On Thursdays we wheel our garbage and recycling containers to the curb for city pickup. Recycling comes every other week, and we can never remember which one, so we just bring them both. Our recycling bin is always full, but since we’ve been composting, I’ve seen a decline in our regular household waste.

We’re fairly vigilant about recycling: lots of cardboard packaging and paper — and newspapers! — move through our household, along with sacks full of cans and renewable plastics. My wife brings the glass to a recycling facility herself, when the bag gets full.

But this got me thinking about incentives and the way they’re supposed to work. And I offer a solution.

I believe we all agree that recycling is a good thing, but I also believe that a lot of people don’t do it because it’s a bit of a pain in the ass, and it’s easier just to toss everything in the same place. But recycling is mandatory for businesses and government agencies in North Carolina. In Greensboro, there are penalties for contaminating the recycling bin — which is why I now get paper bags at the grocery instead on non-recyclable plastic ones — and none for placing recycling in the garbage bin.
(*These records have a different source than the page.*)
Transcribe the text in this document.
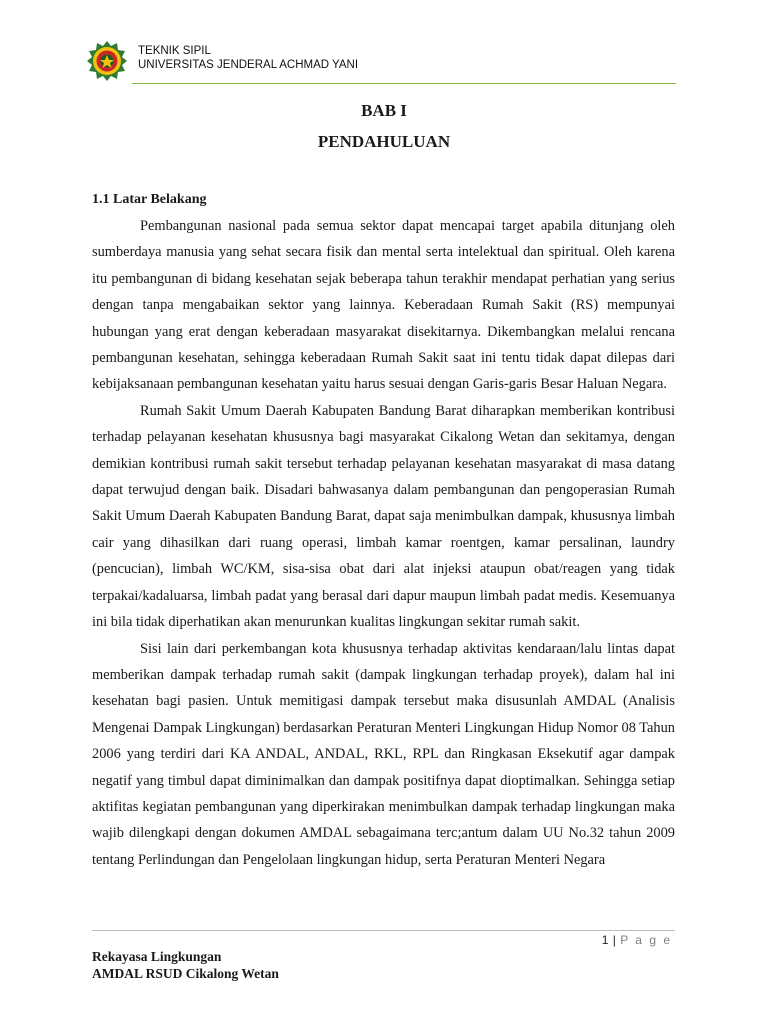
TEKNIK SIPIL
UNIVERSITAS JENDERAL ACHMAD YANI
BAB I
PENDAHULUAN
1.1 Latar Belakang

Pembangunan nasional pada semua sektor dapat mencapai target apabila ditunjang oleh sumberdaya manusia yang sehat secara fisik dan mental serta intelektual dan spiritual. Oleh karena itu pembangunan di bidang kesehatan sejak beberapa tahun terakhir mendapat perhatian yang serius dengan tanpa mengabaikan sektor yang lainnya. Keberadaan Rumah Sakit (RS) mempunyai hubungan yang erat dengan keberadaan masyarakat disekitarnya. Dikembangkan melalui rencana pembangunan kesehatan, sehingga keberadaan Rumah Sakit saat ini tentu tidak dapat dilepas dari kebijaksanaan pembangunan kesehatan yaitu harus sesuai dengan Garis-garis Besar Haluan Negara.

Rumah Sakit Umum Daerah Kabupaten Bandung Barat diharapkan memberikan kontribusi terhadap pelayanan kesehatan khususnya bagi masyarakat Cikalong Wetan dan sekitamya, dengan demikian kontribusi rumah sakit tersebut terhadap pelayanan kesehatan masyarakat di masa datang dapat terwujud dengan baik. Disadari bahwasanya dalam pembangunan dan pengoperasian Rumah Sakit Umum Daerah Kabupaten Bandung Barat, dapat saja menimbulkan dampak, khususnya limbah cair yang dihasilkan dari ruang operasi, limbah kamar roentgen, kamar persalinan, laundry (pencucian), limbah WC/KM, sisa-sisa obat dari alat injeksi ataupun obat/reagen yang tidak terpakai/kadaluarsa, limbah padat yang berasal dari dapur maupun limbah padat medis. Kesemuanya ini bila tidak diperhatikan akan menurunkan kualitas lingkungan sekitar rumah sakit.

Sisi lain dari perkembangan kota khususnya terhadap aktivitas kendaraan/lalu lintas dapat memberikan dampak terhadap rumah sakit (dampak lingkungan terhadap proyek), dalam hal ini kesehatan bagi pasien. Untuk memitigasi dampak tersebut maka disusunlah AMDAL (Analisis Mengenai Dampak Lingkungan) berdasarkan Peraturan Menteri Lingkungan Hidup Nomor 08 Tahun 2006 yang terdiri dari KA ANDAL, ANDAL, RKL, RPL dan Ringkasan Eksekutif agar dampak negatif yang timbul dapat diminimalkan dan dampak positifnya dapat dioptimalkan. Sehingga setiap aktifitas kegiatan pembangunan yang diperkirakan menimbulkan dampak terhadap lingkungan maka wajib dilengkapi dengan dokumen AMDAL sebagaimana terc;antum dalam UU No.32 tahun 2009 tentang Perlindungan dan Pengelolaan lingkungan hidup, serta Peraturan Menteri Negara

1 | P a g e
Rekayasa Lingkungan
AMDAL RSUD Cikalong Wetan
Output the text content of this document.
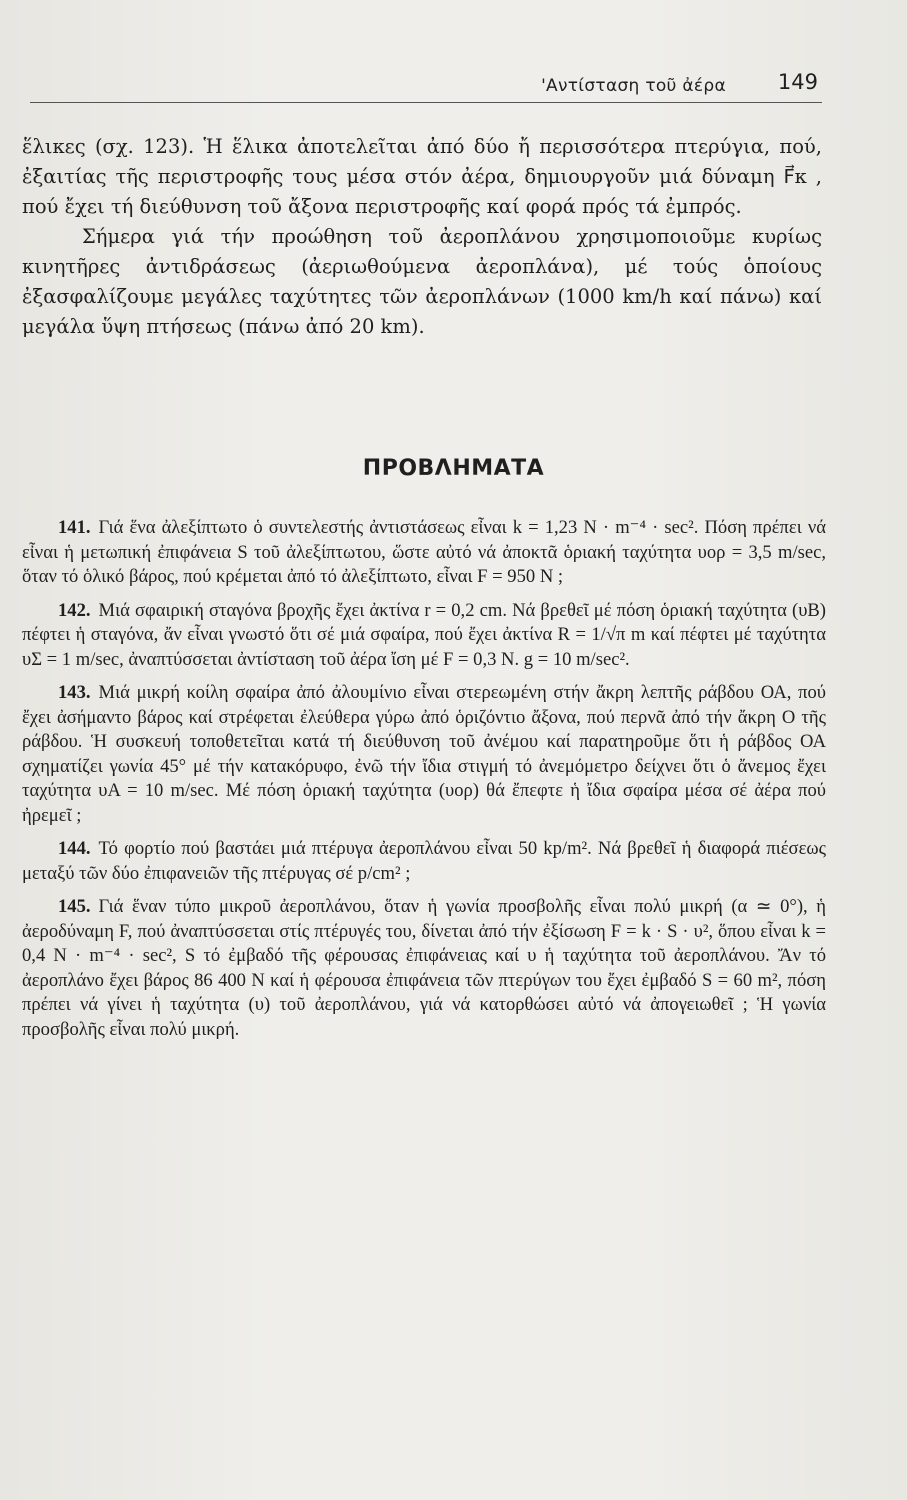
'Αντίσταση τοῦ ἀέρα 149

ἕλικες (σχ. 123). Ἡ ἕλικα ἀποτελεῖται ἀπό δύο ἤ περισσότερα πτερύγια, πού, ἐξαιτίας τῆς περιστροφῆς τους μέσα στόν ἀέρα, δημιουργοῦν μιά δύναμη F⃗κ , πού ἔχει τή διεύθυνση τοῦ ἄξονα περιστροφῆς καί φορά πρός τά ἐμπρός.

Σήμερα γιά τήν προώθηση τοῦ ἀεροπλάνου χρησιμοποιοῦμε κυρίως κινητῆρες ἀντιδράσεως (ἀεριωθούμενα ἀεροπλάνα), μέ τούς ὁποίους ἐξασφαλίζουμε μεγάλες ταχύτητες τῶν ἀεροπλάνων (1000 km/h καί πάνω) καί μεγάλα ὕψη πτήσεως (πάνω ἀπό 20 km).

ΠΡΟΒΛΗΜΑΤΑ

141. Γιά ἕνα ἀλεξίπτωτο ὁ συντελεστής ἀντιστάσεως εἶναι k = 1,23 N · m⁻⁴ · sec². Πόση πρέπει νά εἶναι ἡ μετωπική ἐπιφάνεια S τοῦ ἀλεξίπτωτου, ὥστε αὐτό νά ἀποκτᾶ ὁριακή ταχύτητα υορ = 3,5 m/sec, ὅταν τό ὁλικό βάρος, πού κρέμεται ἀπό τό ἀλεξίπτωτο, εἶναι F = 950 N ;

142. Μιά σφαιρική σταγόνα βροχῆς ἔχει ἀκτίνα r = 0,2 cm. Νά βρεθεῖ μέ πόση ὁριακή ταχύτητα (υΒ) πέφτει ἡ σταγόνα, ἄν εἶναι γνωστό ὅτι σέ μιά σφαίρα, πού ἔχει ἀκτίνα R = 1/√π m καί πέφτει μέ ταχύτητα υΣ = 1 m/sec, ἀναπτύσσεται ἀντίσταση τοῦ ἀέρα ἴση μέ F = 0,3 N. g = 10 m/sec².

143. Μιά μικρή κοίλη σφαίρα ἀπό ἀλουμίνιο εἶναι στερεωμένη στήν ἄκρη λεπτῆς ράβδου ΟΑ, πού ἔχει ἀσήμαντο βάρος καί στρέφεται ἐλεύθερα γύρω ἀπό ὁριζόντιο ἄξονα, πού περνᾶ ἀπό τήν ἄκρη Ο τῆς ράβδου. Ἡ συσκευή τοποθετεῖται κατά τή διεύθυνση τοῦ ἀνέμου καί παρατηροῦμε ὅτι ἡ ράβδος ΟΑ σχηματίζει γωνία 45° μέ τήν κατακόρυφο, ἐνῶ τήν ἴδια στιγμή τό ἀνεμόμετρο δείχνει ὅτι ὁ ἄνεμος ἔχει ταχύτητα υΑ = 10 m/sec. Μέ πόση ὁριακή ταχύτητα (υορ) θά ἔπεφτε ἡ ἴδια σφαίρα μέσα σέ ἀέρα πού ἠρεμεῖ ;

144. Τό φορτίο πού βαστάει μιά πτέρυγα ἀεροπλάνου εἶναι 50 kp/m². Νά βρεθεῖ ἡ διαφορά πιέσεως μεταξύ τῶν δύο ἐπιφανειῶν τῆς πτέρυγας σέ p/cm² ;

145. Γιά ἕναν τύπο μικροῦ ἀεροπλάνου, ὅταν ἡ γωνία προσβολῆς εἶναι πολύ μικρή (α ≃ 0°), ἡ ἀεροδύναμη F, πού ἀναπτύσσεται στίς πτέρυγές του, δίνεται ἀπό τήν ἐξίσωση F = k · S · υ², ὅπου εἶναι k = 0,4 N · m⁻⁴ · sec², S τό ἐμβαδό τῆς φέρουσας ἐπιφάνειας καί υ ἡ ταχύτητα τοῦ ἀεροπλάνου. Ἄν τό ἀεροπλάνο ἔχει βάρος 86 400 N καί ἡ φέρουσα ἐπιφάνεια τῶν πτερύγων του ἔχει ἐμβαδό S = 60 m², πόση πρέπει νά γίνει ἡ ταχύτητα (υ) τοῦ ἀεροπλάνου, γιά νά κατορθώσει αὐτό νά ἀπογειωθεῖ ; Ἡ γωνία προσβολῆς εἶναι πολύ μικρή.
But try to pass an ordinance like that and some people would start frothing at the mouth.

Instead, the city should pick up recycling every week and regular household waste every other week.

People would adjust very quickly, once their green bins come back full a couple times and maybe after they get cited for contaminating the recycling stream in the brown ones.

Most people, I believe, would prefer this set-up. And the few who don’t will get used to it after a couple months.